The pre-noon arrival at Papar meant that the sun was not quite at its apex however the temperatures were rising toward 30 degrees plus as we disembarked the relatively cool carriage.
The Princess and I opted for a walk around the nearby town markets during the relatively short stop in Papar – an experience worth the effort.
The wonderfully friendly locals were very happy (and proud) to show us their wares and we delighted in interacting with the children and their curious stares.
We returned to the station about 15 minutes before the timetabled departure and spent time in the hot midday sun taking some photos of the steam engine before returning to the fan cooled temperatures of the carriage.
Our booth style window seat tables were reset with lunchtime cutlery, napkins and face towels and our Tiffin style (or “dabba” as the Indian would know it) lunch was awaiting our pallets.
Most of the other passengers had finished their lunch sets before we re embarked the carriage however we enjoyed the sumptuous Malay offerings as we rolled back along the tracks on the return journey to Tanjung Aru.
Whilst we were seated on the same side of the carriage as before, the return journey took on a new perspective as we sat back and let the world roll by outside our windows.
The return journey meant that we had the benefit of knowing where the rail crossings and small towns (and therefore the excited children) were. We enjoyed waving at the proud and appreciative locals as the rolling stock rattled along the well maintained track.
The engine’s steam whistle sounded as we approached the many road crossings and the wood fired soot filled the carriages when the wind blew it through the open windows. The whole trip was very nostalgic.
We arrived back into Tanjung Aru on time at 1340 and it wasn’t long before we were disembarking the carriage, say our goodbyes to the attentive and friendly staff and making our way to the shuttle bus to the hotel.
We arrived back at the hotel around 1430 and decided to “retire” for the afternoon by taking an afternoon (holiday) nap.
As we drifted off to sleep we recalled the wonderful trip on the North Borneo Railway to Papar – a smooth and comfortable trip from Tanjun Aru to Papar complete with excellent service, period costumes, pleasing scenery and decadent food.
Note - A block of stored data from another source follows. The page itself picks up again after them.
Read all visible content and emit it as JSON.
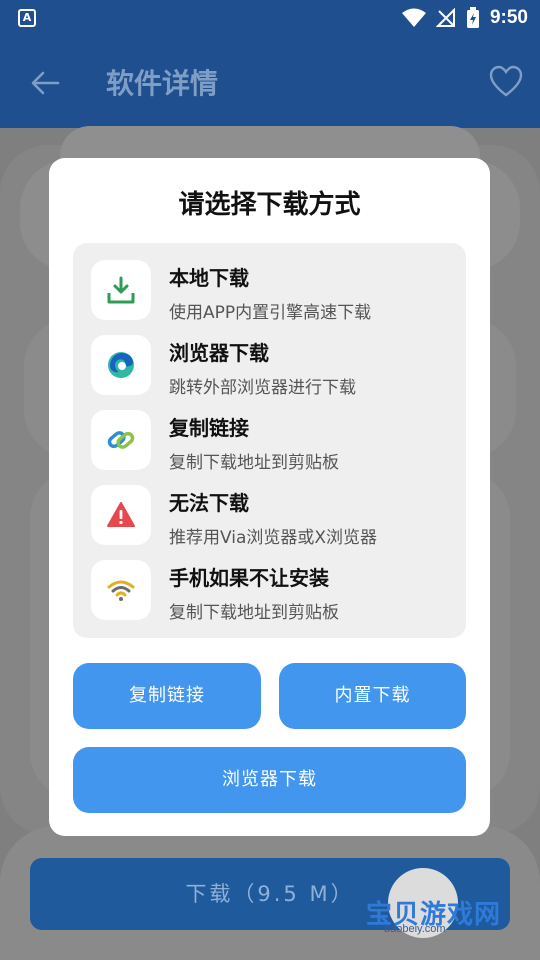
{
  "status_bar": {
    "app_badge": "A",
    "time": "9:50",
    "icons": [
      "wifi-icon",
      "signal-off-icon",
      "battery-charging-icon"
    ]
  },
  "app_bar": {
    "title": "软件详情",
    "back_icon": "arrow-left-icon",
    "favorite_icon": "heart-outline-icon"
  },
  "dialog": {
    "title": "请选择下载方式",
    "options": [
      {
        "title": "本地下载",
        "subtitle": "使用APP内置引擎高速下载",
        "icon": "download-tray-icon"
      },
      {
        "title": "浏览器下载",
        "subtitle": "跳转外部浏览器进行下载",
        "icon": "edge-browser-icon"
      },
      {
        "title": "复制链接",
        "subtitle": "复制下载地址到剪贴板",
        "icon": "link-icon"
      },
      {
        "title": "无法下载",
        "subtitle": "推荐用Via浏览器或X浏览器",
        "icon": "warning-triangle-icon"
      },
      {
        "title": "手机如果不让安装",
        "subtitle": "复制下载地址到剪贴板",
        "icon": "wifi-signal-icon"
      }
    ],
    "buttons": {
      "copy_link": "复制链接",
      "builtin_download": "内置下载",
      "browser_download": "浏览器下载"
    }
  },
  "background": {
    "download_button": "下载（9.5 M）"
  },
  "watermark": {
    "title": "宝贝游戏网",
    "url": "baobeiy.com"
  },
  "colors": {
    "app_bar": "#1f4f8f",
    "button_blue": "#4296ee",
    "download_green": "#2e9b56",
    "warning_red": "#e5484d",
    "wifi_yellow": "#e2b01a"
  }
}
What a wonderful trip indeed.
After rising from our mid-afternoon slumber we went downstairs to Muffinz Cafe and relaxed over a hot coffee and some of the tasty handmade cookies and updated our trip blogs.
“Sundowners” (happy hour) started at 1730 so we made our way to the terrace of the Magellan club and took up “residence” as the sun started its descent below the western horizon.
Several white wines, some delightful Malaysian treats and the superb service from the staff all resulted in us experiencing a beautiful end to the daylight of 16th September.
The Princess made the most of the stunning sunset lighting by taking quite a few photos of the sun setting over the islands to the west of Kota Kinabalu.
We are now ready to retire for the night so we will make our way back to our room on the 1st floor and prepare to sink into our bed.
Tomorrow we plan to take in the Sunday street markets that set up in the city. We will have some breakfast then make our way into town around mid-morning. We will finish off our day of rest with a foot massage before returning to the resort for a final night of relaxing.
Selamat Malum (“Good Evening” in Malay).